Baloxavir, which requires a single dose and works differently than other flu antivirals, has been shown in healthy adult outpatients to have similar efficacy as Tamiflu in time to alleviation of symptoms. It’s a viable alternative in case the virus produces resistance to one drug or the other. But we have nowhere near enough on hand to make a significant difference.
How about a human vaccine?
Health authorities say we have very limited quantities stockpiled of a 2020 H5 candidate vaccine that could provide some level of immunity against the current, mostly avian virus in cows—useful for those at highest risk of exposure, such as farmworkers. However, the virus would mutate significantly before it becomes the human pandemic strain, experts say, so we’d likely need to rapidly update the vaccine, then mass produce it.
Andy Pekosz estimates it would take six to seven months to produce roughly 150 million doses using the traditional method. So it might be two or more years before we’d have enough vaccine to immunize the entire country that way—and we’ll need to manufacture two doses of vaccine for each person.
Though mRNA vaccines could be made much faster—“in the order of three months” to generate a significant number of doses, Pekosz says—they aren’t approved yet for influenza by the FDA. Meanwhile, the government is in conversations with Pfizer and Moderna, but anything that gets produced will take time—more time than we would have to respond to a mass outbreak.
The U.S. is woefully unprepared for a pandemic
All of this might lead one to question the readiness of the U.S. to respond to the next possible pandemic–-in this case, H5N1. That sense of unpreparedness, it turns out, is echoed at the highest levels of government.

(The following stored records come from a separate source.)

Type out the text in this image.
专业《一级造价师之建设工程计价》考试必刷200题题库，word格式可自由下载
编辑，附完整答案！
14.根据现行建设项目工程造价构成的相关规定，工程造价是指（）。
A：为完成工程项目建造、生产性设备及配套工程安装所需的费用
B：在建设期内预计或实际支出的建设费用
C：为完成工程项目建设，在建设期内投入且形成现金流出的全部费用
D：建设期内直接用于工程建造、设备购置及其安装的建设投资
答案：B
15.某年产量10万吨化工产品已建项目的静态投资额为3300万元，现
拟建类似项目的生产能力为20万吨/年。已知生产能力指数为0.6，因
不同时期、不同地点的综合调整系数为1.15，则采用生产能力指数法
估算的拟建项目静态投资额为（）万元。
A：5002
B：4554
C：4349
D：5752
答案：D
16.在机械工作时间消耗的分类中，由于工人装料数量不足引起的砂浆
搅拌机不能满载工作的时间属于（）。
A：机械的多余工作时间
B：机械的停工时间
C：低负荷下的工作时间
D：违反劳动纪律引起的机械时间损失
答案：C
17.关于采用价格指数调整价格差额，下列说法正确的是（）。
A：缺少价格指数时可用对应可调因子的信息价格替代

On 9 May, the powerful House Committee on Energy and Commerce warned of “a pattern of fiscal mismanagement and a series of failed acquisitions that have left the SNS dangerously under-resourced and likely underprepared to respond to future public health emergencies.“
On the same day, a letter to Dawn O’Connell, assistant secretary for preparedness and response at the Department of Health and Human Services, laid out the concerns in graphic detail. Writing on behalf of multiple Senate committees and subcommittees, the letter excoriated what it described as “the mismanagement of the Strategic National Stockpile.”
The letter, from the Subcommittee on Oversight and Investigations and viewed by Fortune, noted that the governmental Administration for Strategic Preparedness and Response (ASPR) had been placed on a list of agencies that “are vulnerable to waste, fraud, abuse, or mismanagement, or in need of transformation.” It pointed out that ASPR let more than $850 million in SNS emergency supplemental funding go unused. Those funds were eventually rescinded by the Office of Management and Budget, the letter said, due to “lack of appropriate planning and urgency by ASPR.”
We are far below the government’s repeatedly stated goal over five years of 85 million treatment courses of flu antivirals. What is required, Bright says, is to urgently place orders for fresh drugs, refresh long outdated drugs, diversify the SNS holdings to guard against antiviral drug resistance, and accelerate the development of new treatment options.
“A head-in-the-sand approach to influenza antiviral readiness will not serve the public well when there is a need to respond to an influenza pandemic,” he says. The time to commence serious action is now, not when the country is staring down the barrel of a full pandemic.